Why use encryption?
Most often, to keep secrets. Everyone has a need to keep some things secret. The operating system has secrets it needs to keep away from users, users want their credit card details kept secret and away from hackers, everyone wants their financial and health affairs secret, and, sadly, it appears that even today people still need to keep their religious persuasions secret.
It is unfortunate, but the need to keep a wide variety of information secret also means that people can also use encryption to keep secret things that society has decided are unlawful, such as the plans to rob a bank.
Encryption technologies also have other valuable capabilities. Any attempt to falsify the content of an encrypted message will cause failure during decryption. This was not the case with the CAESar cipher, where each letter was transformed separately from every other letter, so altering one or more letters might well not be noticed by the recipient. But modern mathematical systems are such that it is highly unlikely that anyone could change even one element (usually called a bit or binary digit) in an encrypted file without causing everything from that point onwards to be turned into gibberish.

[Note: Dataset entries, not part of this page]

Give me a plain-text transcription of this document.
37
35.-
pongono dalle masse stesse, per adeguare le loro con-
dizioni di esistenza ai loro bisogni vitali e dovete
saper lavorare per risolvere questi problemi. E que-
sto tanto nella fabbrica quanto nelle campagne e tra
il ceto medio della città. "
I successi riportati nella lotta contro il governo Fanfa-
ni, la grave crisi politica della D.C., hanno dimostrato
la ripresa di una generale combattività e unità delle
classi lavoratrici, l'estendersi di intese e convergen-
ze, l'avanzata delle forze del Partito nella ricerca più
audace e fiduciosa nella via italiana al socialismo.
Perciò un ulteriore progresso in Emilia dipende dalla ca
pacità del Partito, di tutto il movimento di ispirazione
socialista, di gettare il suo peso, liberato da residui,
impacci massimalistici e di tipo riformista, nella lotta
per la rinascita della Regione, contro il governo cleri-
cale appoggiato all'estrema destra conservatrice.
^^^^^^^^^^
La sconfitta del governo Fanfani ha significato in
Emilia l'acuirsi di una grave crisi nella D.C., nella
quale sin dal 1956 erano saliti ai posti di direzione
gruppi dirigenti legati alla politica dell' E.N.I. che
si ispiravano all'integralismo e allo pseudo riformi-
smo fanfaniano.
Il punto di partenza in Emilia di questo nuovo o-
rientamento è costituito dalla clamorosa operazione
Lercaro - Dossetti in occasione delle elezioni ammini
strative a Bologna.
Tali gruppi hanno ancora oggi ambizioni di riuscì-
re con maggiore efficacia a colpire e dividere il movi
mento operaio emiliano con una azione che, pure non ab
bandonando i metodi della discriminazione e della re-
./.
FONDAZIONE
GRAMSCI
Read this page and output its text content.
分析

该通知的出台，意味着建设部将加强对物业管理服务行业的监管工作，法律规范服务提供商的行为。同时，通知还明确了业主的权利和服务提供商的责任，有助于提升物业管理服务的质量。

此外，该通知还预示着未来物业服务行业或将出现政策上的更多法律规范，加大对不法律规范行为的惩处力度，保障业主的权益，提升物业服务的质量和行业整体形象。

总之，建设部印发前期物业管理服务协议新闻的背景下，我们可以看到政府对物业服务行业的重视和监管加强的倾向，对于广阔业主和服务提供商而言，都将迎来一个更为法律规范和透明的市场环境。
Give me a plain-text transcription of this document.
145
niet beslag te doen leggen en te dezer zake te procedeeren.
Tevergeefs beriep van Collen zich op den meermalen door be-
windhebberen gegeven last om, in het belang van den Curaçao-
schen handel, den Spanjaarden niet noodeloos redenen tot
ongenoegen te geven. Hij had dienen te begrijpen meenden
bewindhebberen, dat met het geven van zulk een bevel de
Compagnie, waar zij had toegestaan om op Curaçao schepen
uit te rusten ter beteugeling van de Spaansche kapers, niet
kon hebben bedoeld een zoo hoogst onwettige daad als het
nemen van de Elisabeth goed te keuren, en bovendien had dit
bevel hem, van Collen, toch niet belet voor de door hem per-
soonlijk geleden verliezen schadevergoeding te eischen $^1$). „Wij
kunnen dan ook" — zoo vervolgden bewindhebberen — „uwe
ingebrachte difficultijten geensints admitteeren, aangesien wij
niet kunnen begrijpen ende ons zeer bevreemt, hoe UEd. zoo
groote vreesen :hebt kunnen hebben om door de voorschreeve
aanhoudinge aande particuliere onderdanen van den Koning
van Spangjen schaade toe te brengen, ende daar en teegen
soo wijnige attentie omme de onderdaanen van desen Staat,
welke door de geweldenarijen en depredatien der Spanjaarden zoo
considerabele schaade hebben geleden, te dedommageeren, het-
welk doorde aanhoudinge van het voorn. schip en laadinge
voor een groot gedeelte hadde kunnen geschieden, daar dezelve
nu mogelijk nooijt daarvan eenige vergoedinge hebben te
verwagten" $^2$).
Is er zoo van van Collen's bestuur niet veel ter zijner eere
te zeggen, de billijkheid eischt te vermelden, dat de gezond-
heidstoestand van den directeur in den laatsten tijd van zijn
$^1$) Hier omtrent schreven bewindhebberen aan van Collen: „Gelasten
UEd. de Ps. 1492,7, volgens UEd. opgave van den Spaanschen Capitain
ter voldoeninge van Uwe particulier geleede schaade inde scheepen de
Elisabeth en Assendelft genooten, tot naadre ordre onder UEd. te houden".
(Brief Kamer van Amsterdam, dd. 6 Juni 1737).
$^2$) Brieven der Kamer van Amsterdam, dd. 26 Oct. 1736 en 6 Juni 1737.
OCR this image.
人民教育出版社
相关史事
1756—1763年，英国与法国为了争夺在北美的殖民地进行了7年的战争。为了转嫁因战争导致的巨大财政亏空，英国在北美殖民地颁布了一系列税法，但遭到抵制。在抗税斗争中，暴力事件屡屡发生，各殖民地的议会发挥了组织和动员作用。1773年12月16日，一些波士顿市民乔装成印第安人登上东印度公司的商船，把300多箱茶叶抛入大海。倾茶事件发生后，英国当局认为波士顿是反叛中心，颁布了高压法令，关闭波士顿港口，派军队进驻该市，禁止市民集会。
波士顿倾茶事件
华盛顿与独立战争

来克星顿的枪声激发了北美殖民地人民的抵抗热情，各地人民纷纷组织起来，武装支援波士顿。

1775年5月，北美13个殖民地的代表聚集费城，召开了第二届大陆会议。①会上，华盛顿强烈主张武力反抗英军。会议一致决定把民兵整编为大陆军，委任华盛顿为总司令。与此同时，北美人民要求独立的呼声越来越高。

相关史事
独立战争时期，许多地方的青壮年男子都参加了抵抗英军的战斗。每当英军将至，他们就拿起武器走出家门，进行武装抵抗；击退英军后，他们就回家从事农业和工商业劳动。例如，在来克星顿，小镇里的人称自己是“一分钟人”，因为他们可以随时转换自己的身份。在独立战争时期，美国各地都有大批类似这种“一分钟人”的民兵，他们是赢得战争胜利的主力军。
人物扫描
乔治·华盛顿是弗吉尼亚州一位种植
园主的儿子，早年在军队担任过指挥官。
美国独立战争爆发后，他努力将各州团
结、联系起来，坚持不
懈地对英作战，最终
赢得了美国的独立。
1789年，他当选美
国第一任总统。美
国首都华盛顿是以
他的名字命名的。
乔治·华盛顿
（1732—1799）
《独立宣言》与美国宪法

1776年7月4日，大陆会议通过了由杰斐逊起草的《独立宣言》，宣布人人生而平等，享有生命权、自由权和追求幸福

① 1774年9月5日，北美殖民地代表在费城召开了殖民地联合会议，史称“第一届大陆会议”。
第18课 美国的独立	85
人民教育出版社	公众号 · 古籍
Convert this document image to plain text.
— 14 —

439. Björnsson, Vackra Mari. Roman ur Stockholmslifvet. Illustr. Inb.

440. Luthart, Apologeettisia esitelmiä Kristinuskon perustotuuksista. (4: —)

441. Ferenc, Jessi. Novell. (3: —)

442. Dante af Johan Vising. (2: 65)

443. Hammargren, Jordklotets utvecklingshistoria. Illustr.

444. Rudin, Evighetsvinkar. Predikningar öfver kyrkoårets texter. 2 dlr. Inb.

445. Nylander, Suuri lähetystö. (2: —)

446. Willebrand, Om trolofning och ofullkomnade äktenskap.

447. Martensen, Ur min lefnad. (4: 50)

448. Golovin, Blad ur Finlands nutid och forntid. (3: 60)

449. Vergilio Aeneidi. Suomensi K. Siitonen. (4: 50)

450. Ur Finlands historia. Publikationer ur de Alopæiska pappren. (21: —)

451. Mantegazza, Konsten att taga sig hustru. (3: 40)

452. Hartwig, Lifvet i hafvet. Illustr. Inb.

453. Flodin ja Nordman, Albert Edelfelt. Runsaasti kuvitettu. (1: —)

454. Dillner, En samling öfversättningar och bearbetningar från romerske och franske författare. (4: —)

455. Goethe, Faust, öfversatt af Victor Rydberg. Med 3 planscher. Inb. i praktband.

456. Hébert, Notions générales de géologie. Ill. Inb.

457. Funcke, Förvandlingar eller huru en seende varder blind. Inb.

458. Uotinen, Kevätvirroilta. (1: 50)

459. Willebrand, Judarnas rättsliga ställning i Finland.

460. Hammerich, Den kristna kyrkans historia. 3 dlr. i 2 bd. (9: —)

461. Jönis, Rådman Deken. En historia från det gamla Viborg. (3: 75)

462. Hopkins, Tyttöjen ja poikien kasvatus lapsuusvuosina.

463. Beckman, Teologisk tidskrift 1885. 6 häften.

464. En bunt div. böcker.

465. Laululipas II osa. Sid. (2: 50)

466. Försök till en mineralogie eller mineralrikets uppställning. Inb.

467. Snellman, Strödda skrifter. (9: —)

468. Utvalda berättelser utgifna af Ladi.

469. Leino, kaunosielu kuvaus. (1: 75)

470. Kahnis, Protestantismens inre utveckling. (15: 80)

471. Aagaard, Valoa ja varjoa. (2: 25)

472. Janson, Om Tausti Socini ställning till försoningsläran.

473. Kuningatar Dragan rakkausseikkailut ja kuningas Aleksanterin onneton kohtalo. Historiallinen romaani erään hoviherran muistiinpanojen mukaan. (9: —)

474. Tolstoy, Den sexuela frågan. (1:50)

Further, encryption can be used to detect if information has been changed or corrupted, whether it is actually encrypted or not. And this can be very valuable if you cannot encrypt the information itself but need to be able to show that it is correct. This technique is commonly used to verify computer applications software that has been downloaded from the web.
So encryption is used for keeping secrets, preventing information falsification and verifying that the information received is the information that was sent.